Come si fa un buon olio evo: la pratica
La teoria è semplice e affascinante. Olive sane, molitura immediata dopo la raccolta, trasformazione a due fasi con poco ossigeno, con impianto pulitissimo, basse temperature, tempi di lavorazione regolati in base alle necessità produttive. La verità è che impostare i giusti tempi e temperature è difficile per la mole di lavoro che i trasformatori affrontano in ogni campagna. Quindi a volte si utilizzano tempi e temperature standard, che dovrebbe essere la giusta via di mezzo tra qualità e resa. Si gramola tra i 26-27 gradi per 30-45 minuti, tempo eccessivo secondo Marasciulo se si vuole garantire la massima qualità. «Il tempo di gramolazione si calcola spesso a partire dalla vasca piena, ma i tempi di riempimento e svuotamento incidono e, se si contano anche quelli, si capisce perché i profumi che c’erano, vanno perduti».
Sebbene la schiera di frantoi che produce olio extra vergine di altissima massima qualità che raggiunge traguardi di livello internazionale sia ormai sempre più folta, la scelta tra quantità e qualità in frantoio propende troppo spesso ancora a favore della prima. La ragione sta prima di tutto nell’economia di prodotto, poco premiante per piccoli e medi produttori. Secondo dati riportati nel rapporto “L’olio pugliese al tempo del Coronavirus”, la campagna olivicola 2020/2021 della regione ha prodotto olive di qualità eccellente, ma inferiori del 48 per cento rispetto all’anno precedente. Le cause: il clima, che ha oscillato tra maltempo e siccità, senza dimenticare gli effetti della Xylella, che ha di fatto devastato gran parte degli ulivi del Salento. Secondo Coldiretti Puglia si stima una produzione di circa 101 mila tonnellate di olio (nel 2019 erano state 194 mila). Tuttavia i prezzi oscillano pericolosamente, strozzando i piccoli proprietari terrieri che si orientano verso la ricerca di rese più alte.

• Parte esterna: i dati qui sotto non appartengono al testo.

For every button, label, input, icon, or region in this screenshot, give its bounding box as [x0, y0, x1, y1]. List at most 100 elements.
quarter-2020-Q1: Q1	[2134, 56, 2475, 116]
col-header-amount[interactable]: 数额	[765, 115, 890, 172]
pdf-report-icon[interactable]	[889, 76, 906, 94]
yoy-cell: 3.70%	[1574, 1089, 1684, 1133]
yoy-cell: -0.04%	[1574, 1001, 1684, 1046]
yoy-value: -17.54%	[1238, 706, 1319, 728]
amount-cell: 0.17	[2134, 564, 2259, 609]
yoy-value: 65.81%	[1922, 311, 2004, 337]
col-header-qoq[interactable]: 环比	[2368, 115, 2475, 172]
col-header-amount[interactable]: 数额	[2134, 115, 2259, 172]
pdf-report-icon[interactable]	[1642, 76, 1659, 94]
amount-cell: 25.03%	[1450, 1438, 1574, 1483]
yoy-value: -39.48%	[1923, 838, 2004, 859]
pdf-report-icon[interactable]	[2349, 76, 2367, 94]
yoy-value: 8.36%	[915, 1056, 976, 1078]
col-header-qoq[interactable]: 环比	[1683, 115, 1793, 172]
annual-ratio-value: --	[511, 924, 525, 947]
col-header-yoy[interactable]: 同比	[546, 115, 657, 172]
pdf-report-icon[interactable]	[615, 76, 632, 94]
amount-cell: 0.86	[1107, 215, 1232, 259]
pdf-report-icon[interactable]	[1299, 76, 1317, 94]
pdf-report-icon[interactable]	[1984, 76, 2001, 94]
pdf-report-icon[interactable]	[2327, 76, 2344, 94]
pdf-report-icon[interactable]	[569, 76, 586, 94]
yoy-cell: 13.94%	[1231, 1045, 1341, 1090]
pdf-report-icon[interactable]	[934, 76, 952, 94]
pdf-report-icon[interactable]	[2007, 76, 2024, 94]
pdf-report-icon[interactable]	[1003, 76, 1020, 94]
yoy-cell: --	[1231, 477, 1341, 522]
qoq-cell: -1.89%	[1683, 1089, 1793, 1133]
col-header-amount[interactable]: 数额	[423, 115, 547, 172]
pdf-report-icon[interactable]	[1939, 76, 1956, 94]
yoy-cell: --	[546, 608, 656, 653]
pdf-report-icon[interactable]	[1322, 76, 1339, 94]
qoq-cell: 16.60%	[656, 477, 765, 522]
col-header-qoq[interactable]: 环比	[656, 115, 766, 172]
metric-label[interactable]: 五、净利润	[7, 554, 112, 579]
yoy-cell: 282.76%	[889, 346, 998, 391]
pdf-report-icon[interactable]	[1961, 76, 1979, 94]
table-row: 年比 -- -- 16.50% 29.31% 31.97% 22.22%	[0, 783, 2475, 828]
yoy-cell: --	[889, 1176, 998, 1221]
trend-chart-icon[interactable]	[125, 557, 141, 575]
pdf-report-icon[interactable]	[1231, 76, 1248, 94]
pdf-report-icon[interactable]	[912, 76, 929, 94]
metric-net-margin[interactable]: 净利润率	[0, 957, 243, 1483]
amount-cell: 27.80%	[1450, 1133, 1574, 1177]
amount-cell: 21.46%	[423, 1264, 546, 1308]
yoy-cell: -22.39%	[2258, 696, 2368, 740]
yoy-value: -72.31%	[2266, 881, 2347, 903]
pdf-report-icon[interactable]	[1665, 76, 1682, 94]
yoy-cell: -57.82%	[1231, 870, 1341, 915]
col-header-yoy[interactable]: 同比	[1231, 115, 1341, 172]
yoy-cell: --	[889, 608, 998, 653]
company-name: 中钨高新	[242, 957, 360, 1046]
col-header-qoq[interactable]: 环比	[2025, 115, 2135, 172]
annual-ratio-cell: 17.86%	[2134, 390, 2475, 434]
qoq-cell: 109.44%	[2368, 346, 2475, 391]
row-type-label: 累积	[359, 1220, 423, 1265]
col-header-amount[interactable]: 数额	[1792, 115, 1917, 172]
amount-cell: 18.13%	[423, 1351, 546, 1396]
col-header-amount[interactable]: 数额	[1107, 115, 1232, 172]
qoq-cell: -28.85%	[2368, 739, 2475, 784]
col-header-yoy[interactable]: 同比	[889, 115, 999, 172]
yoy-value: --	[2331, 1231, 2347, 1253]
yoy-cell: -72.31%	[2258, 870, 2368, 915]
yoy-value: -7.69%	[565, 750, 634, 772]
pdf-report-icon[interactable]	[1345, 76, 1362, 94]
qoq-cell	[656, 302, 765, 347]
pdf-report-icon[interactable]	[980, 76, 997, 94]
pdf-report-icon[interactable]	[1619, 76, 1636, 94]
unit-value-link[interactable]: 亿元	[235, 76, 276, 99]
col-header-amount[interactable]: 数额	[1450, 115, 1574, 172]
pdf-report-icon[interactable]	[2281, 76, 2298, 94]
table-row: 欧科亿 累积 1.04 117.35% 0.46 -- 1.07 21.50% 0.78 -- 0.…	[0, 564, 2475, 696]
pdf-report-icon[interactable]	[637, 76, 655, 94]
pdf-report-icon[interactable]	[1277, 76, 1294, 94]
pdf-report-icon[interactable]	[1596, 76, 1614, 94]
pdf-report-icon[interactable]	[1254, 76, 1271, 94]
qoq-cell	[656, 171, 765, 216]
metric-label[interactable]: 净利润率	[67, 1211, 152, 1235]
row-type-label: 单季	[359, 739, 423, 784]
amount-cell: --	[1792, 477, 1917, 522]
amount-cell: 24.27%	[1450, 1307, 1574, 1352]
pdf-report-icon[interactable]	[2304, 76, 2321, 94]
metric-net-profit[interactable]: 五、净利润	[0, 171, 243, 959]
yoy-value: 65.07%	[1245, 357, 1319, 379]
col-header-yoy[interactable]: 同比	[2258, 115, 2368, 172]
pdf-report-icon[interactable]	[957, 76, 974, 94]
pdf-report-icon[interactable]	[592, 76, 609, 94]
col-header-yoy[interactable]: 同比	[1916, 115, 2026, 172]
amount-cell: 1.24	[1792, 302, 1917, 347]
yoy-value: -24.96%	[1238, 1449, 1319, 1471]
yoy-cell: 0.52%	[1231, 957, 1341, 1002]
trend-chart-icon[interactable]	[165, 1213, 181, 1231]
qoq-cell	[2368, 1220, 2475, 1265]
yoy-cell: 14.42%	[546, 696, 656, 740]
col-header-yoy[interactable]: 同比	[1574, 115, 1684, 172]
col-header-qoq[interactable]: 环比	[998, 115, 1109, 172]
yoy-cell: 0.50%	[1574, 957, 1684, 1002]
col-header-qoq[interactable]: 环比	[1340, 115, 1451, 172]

Ma anche lì, una volta trasformato, c’è il problema del prezzo dell’olio, viziato da un mercato ancora troppo fumoso.
Eppure qualcosa si muove. «Il settore oleario è forse quello che ha resistito meglio all’emergenza sanitaria – ha affermato il presidente di Coldiretti Puglia, Savino Muraglia, presentando le previsioni della campagna olearia 2020/2021 con il direttore regionale, Pietro Piccioni e il nuovo Assessore regionale all’Agricoltura, Donato Pentassuglia – C’è stato un calo solo del 2 per cento delle esportazioni di olio extravergine pugliese all’estero nei primi 6 mesi del 2020, quando la domanda estera di olio imbottigliato è arrivata soprattutto dagli Usa (+28 per cento) e dalla Francia (+42 per cento)». Il vero lavoro resta quello da fare sui consumatori: la cultura dell’olio dovrebbe insegnare a chi consuma cosa conta davvero. Il prezzo sarà il termometro di una consapevolezza nazionale ancora tutta da costruire.